Structural Basis for the Interaction and Processing of beta-Lactam Antibiotics by L,D-Transpeptidase 3 (Ldt(Mt3)) from Mycobacterium tuberculosis

Abstract

Targeting Mycobacterium tuberculosis peptidoglycans with beta-lactam antibiotics represents a strategy to address increasing resistance to antitubercular drugs. beta-Lactams inhibit peptidoglycan synthases such as L,D-transpeptidases, a group of carbapenem-sensitive enzymes that stabilize peptidoglycans through 3 -> 3 cross-links. M. tuber-culosis encodes five L,D-transpeptidases (Ldt(Mt1)(-5)), of which Ldt(Mt3) is one of the less understood. Herein, we structurally characterized the apo and faropenem-acylated forms of Ldt(Mt)3 at 1.3 and 1.8 A resolution, respectively. These structures revealed a fold and catalytic diad similar to those of other Ldts(Mt) enzymes, supporting its involvement in transpeptidation reactions despite divergences in active site size and charges.

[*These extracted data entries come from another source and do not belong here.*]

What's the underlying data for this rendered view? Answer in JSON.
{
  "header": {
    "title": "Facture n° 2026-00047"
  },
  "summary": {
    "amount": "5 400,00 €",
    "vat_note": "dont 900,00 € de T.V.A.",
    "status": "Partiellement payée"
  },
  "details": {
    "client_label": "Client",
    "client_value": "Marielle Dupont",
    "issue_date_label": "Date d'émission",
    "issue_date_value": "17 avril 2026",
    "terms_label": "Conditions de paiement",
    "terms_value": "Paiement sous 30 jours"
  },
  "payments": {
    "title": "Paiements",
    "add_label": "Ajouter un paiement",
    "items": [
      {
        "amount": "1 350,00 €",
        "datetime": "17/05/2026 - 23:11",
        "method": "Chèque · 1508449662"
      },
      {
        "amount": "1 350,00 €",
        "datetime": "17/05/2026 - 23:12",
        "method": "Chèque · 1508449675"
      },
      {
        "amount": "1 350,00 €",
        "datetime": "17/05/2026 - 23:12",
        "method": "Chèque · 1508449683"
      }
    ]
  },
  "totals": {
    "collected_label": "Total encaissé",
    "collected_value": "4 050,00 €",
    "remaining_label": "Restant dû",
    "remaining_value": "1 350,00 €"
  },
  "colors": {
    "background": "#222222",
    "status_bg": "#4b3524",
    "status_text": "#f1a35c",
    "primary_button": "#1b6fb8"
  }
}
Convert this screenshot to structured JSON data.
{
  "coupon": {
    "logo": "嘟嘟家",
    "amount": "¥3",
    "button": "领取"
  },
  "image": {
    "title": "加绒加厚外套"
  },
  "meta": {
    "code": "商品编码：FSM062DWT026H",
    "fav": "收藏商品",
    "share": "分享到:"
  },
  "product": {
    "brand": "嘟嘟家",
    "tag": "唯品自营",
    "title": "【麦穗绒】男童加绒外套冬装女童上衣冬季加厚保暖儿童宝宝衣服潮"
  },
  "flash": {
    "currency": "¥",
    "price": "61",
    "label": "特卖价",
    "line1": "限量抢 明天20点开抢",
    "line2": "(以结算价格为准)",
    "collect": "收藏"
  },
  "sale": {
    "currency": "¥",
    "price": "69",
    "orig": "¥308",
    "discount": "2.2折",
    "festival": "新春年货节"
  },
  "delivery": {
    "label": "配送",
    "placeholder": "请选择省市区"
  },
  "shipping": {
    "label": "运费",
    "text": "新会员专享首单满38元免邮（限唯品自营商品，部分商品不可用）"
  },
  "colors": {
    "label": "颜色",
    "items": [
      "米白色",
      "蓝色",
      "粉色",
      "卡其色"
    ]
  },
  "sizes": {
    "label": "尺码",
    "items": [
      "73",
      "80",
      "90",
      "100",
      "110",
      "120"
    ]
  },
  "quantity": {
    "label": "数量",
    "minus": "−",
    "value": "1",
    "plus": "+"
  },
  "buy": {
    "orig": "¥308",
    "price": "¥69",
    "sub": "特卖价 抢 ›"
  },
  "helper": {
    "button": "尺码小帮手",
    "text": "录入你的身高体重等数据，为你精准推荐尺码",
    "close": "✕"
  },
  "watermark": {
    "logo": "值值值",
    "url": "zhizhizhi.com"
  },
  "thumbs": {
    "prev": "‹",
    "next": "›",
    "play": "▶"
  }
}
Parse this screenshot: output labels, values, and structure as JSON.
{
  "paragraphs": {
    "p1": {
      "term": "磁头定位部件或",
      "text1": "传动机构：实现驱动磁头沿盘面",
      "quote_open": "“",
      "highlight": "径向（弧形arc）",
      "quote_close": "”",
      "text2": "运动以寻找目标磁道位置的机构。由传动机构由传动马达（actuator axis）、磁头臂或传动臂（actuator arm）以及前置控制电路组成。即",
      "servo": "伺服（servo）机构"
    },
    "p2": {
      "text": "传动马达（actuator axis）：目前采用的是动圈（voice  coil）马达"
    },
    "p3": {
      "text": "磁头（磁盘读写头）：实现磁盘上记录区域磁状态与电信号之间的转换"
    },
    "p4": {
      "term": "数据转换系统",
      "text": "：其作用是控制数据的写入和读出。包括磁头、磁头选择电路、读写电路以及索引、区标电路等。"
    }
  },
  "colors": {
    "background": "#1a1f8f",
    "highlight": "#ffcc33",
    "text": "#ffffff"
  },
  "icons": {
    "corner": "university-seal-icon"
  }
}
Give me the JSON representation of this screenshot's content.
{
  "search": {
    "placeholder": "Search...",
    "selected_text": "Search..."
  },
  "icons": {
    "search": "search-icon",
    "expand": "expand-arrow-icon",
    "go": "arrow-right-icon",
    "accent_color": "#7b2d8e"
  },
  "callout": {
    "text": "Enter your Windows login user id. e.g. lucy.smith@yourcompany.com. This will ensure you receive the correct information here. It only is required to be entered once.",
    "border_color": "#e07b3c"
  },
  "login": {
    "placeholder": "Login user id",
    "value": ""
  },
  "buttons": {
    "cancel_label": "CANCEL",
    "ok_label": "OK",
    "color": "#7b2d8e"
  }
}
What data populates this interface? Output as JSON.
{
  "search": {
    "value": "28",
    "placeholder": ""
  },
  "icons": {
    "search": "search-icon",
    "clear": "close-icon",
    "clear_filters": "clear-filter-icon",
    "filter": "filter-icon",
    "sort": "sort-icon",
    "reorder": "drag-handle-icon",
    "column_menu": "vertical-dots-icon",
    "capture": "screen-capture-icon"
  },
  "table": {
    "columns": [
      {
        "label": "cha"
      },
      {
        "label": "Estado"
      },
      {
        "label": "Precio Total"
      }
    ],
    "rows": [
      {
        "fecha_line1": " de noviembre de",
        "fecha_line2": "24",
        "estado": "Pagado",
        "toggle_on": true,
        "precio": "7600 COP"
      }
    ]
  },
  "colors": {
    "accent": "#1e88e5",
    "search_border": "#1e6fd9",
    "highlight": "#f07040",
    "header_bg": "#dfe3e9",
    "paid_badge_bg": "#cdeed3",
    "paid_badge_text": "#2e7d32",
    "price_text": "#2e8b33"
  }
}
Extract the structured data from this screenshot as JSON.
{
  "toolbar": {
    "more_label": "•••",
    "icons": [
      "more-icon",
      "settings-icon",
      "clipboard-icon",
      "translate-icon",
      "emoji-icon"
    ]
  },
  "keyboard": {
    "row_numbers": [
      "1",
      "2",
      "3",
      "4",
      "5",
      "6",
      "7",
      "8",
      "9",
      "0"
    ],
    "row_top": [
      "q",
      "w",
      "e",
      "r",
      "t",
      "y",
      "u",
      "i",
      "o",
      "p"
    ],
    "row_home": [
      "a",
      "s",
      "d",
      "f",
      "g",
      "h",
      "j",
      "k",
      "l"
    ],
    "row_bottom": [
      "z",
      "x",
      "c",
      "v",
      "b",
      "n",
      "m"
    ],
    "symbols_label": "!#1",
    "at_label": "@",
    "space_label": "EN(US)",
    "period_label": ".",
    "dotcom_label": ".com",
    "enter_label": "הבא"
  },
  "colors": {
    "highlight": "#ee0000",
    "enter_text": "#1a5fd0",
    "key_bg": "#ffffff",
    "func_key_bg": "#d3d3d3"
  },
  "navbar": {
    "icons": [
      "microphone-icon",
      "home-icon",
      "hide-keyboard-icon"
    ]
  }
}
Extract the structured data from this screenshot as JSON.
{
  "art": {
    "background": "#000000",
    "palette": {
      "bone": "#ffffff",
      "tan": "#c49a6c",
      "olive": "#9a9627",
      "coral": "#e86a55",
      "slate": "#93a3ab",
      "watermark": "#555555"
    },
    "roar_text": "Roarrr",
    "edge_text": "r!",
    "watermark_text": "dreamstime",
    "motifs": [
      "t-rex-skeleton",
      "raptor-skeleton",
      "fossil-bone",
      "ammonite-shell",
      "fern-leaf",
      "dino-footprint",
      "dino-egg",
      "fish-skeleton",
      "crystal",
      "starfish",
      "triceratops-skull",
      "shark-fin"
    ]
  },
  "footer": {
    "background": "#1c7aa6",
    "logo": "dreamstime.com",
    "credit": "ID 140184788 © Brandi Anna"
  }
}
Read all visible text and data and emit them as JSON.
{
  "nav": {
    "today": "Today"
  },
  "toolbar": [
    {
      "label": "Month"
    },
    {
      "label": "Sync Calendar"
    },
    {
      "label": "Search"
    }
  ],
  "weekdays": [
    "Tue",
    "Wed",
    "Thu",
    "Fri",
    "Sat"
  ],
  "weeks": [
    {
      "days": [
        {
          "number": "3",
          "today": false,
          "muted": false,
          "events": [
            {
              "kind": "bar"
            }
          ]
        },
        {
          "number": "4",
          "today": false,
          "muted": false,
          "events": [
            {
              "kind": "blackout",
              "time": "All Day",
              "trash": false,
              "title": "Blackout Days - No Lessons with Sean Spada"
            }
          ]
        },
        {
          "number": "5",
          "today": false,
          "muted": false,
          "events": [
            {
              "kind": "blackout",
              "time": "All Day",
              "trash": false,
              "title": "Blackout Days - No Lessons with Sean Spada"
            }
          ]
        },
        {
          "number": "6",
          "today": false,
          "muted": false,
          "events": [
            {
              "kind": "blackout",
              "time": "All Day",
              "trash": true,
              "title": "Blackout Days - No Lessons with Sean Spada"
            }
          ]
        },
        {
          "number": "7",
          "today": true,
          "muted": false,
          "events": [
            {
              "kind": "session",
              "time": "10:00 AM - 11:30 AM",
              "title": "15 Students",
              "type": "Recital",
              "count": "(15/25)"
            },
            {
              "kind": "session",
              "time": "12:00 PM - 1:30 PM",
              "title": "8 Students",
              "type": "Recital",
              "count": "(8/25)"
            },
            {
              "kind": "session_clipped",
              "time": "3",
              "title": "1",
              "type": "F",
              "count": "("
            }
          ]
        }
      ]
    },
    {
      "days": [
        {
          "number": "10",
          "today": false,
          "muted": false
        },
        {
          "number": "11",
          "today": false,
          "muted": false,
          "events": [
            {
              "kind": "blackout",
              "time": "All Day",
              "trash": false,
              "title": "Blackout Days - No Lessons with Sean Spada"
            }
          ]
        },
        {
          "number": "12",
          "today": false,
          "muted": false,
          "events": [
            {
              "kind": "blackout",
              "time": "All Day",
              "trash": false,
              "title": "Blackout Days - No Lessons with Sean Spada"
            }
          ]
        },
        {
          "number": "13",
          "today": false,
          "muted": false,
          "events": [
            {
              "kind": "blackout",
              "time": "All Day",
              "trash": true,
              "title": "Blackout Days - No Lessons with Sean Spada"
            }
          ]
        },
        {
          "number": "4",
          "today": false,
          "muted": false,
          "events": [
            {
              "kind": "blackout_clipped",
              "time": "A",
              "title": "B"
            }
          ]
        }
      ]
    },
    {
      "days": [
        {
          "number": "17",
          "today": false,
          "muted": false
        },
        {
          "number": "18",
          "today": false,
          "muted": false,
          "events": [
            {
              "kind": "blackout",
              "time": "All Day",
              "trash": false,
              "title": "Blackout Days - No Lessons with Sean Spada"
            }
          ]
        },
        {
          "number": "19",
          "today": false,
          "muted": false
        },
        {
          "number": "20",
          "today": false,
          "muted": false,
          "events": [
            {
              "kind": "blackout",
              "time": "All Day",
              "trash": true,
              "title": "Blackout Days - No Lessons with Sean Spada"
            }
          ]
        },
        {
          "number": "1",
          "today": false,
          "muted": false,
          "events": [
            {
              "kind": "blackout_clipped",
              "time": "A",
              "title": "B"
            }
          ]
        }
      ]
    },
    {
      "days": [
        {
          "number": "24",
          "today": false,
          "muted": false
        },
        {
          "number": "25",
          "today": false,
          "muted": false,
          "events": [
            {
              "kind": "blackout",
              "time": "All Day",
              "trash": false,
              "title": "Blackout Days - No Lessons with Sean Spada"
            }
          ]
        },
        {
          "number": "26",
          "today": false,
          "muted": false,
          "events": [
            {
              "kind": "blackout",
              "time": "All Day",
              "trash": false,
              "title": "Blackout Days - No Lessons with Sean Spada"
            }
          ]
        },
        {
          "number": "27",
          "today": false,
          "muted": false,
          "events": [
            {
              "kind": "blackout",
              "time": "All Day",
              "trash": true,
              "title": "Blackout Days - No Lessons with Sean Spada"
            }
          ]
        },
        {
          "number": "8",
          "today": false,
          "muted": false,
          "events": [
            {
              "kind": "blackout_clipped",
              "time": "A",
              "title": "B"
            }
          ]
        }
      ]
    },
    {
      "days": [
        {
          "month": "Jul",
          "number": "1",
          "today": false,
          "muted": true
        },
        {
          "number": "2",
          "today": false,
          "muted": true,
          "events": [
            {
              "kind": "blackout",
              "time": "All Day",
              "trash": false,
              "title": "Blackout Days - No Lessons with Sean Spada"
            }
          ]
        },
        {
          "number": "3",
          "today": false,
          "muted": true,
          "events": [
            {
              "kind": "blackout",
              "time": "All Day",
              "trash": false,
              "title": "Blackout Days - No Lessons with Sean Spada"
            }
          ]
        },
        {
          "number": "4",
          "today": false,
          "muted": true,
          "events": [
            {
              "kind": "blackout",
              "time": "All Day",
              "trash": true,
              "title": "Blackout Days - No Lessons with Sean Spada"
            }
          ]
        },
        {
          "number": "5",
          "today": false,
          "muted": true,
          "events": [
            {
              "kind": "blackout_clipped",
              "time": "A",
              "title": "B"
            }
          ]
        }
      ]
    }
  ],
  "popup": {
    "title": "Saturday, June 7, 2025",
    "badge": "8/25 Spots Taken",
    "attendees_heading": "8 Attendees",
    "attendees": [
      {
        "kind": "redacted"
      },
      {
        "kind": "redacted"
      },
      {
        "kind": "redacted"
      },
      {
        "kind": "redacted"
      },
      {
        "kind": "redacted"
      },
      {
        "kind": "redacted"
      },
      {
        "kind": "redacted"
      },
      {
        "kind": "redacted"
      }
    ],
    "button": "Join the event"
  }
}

The Ldt(Mt3)-faropenem structure indicated that faropenem is degraded after Cys-246 acylation, and possibly only beta-OH-butyrate or an acetyl group (C2H3O) covalently attached to the enzyme remains, an observation that strongly supports the notion that Ldt(Mt3) is inactivated by beta-lactams. Docking simulations with intact beta-lactams predicted key Ldt(Mt3) residues that interact with these antibiotics. We also characterized the heat of acylation involved in the binding and reaction of Ldt(Mt3) for ten beta-lactams belonging to four different classes, and imipenem had the highest inactivation constant. This work provides key insights into the structure, binding mechanisms, and degradation of beta-lactams by Ldt(Mt3,) which may be useful for the development of additional beta-lactams with potential antitubercular activity.